At 28 years old and after having Epilepsy for over 20 years there’s still this part of me deep down who asks for my mam every time a shaky bout happens. As if a cuddle will make it all better.
If my mam isn’t available then my husband and my dad are a close second. Maybe this is because they are the main people who have seen me convulse. It’s like without them then I’m truly alone. Partially aware of what I’m doing there’s this part of me that when shaking loses this inhibition and hopes that the key to lock the door holding this shaky bout will be clasped firmly in my parent’s hands.
Whilst writing this I am finding it rather difficult to acknowledge that this has been my behaviour and that as an adult why is this happening? Is it the trauma my Epilepsy has brought me or is it the fact that only now am I coming to terms with being the adult I’ve always wanted to be and therefore have to accept that it will take time to change my thought pattern when my shakes are involved.
My motivation as a result of these unfortunate mishaps has been shot to shit along with my concentration. My body is tired however I feel like I need to run a marathon to prove to myself that this large bout hasn’t dented my confidence. Does that sound ridiculous saying that?
After talking to my online friends, my family and colleagues I know that as I’ve said before you cannot do everything yesterday. You have to admit you’re going to have times of struggle and that until you pick up on those signs then this pattern isn’t changing in a hurry therefore what can we do to change it? I’ll leave the ball in your court.
As for the rest of my week.
The in laws provided me with a gargantuan feast on Monday evening much to the dismay of my attitude after I ate the entire table. It was rather healthy apart from the crème brulee sitting winking at me across the table.
Exercise wise I’m plodding along however know that change is needed. Thanks to the girls I’ve restarted the squat challenge this evening therefore I’m keeping calm and squatting on. I’ve merged that and the yoga from slim in 6 to woop this tush into shape!

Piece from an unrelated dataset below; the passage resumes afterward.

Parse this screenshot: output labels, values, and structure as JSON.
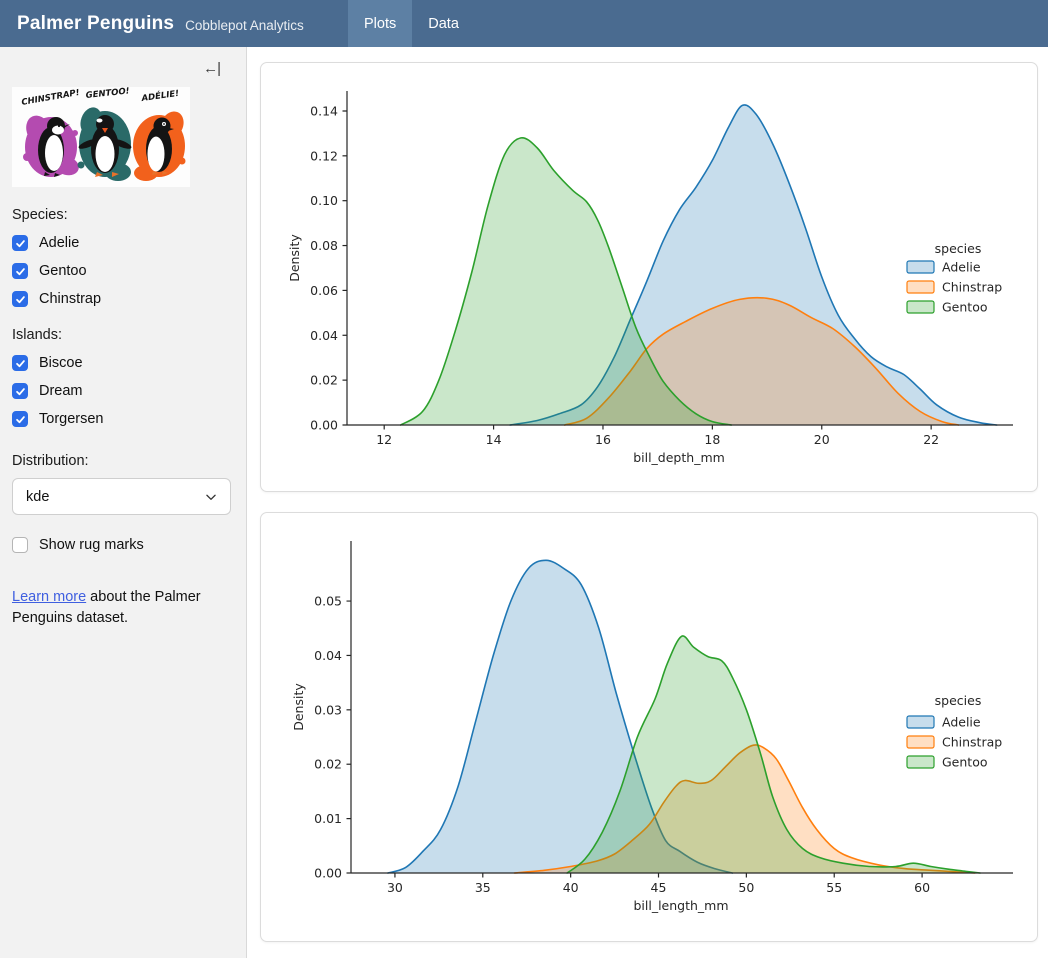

To conclude today’s post. Do you revert back to the inner child in you in more ways that one? Step aside the fun, laughter and childish behaviour and what do you uncover? Are you someone who’s suffered from Epilepsy from an early age and can associate with my occasional mannerisms and if so how do you cope?
What is required is this. Tell someone, address the issue and see where it gets you. Talk to the ones you love and see if they can see something in you that you’re not quite noticing.
Before I go I thought I’d write the following, whether it be the adult in you or the child in you see if this makes you smile.
As Mrs Pott said in Beauty in the Beast “Cheer up my child it’ll turn out alright in the end” and you know what I think she’s right!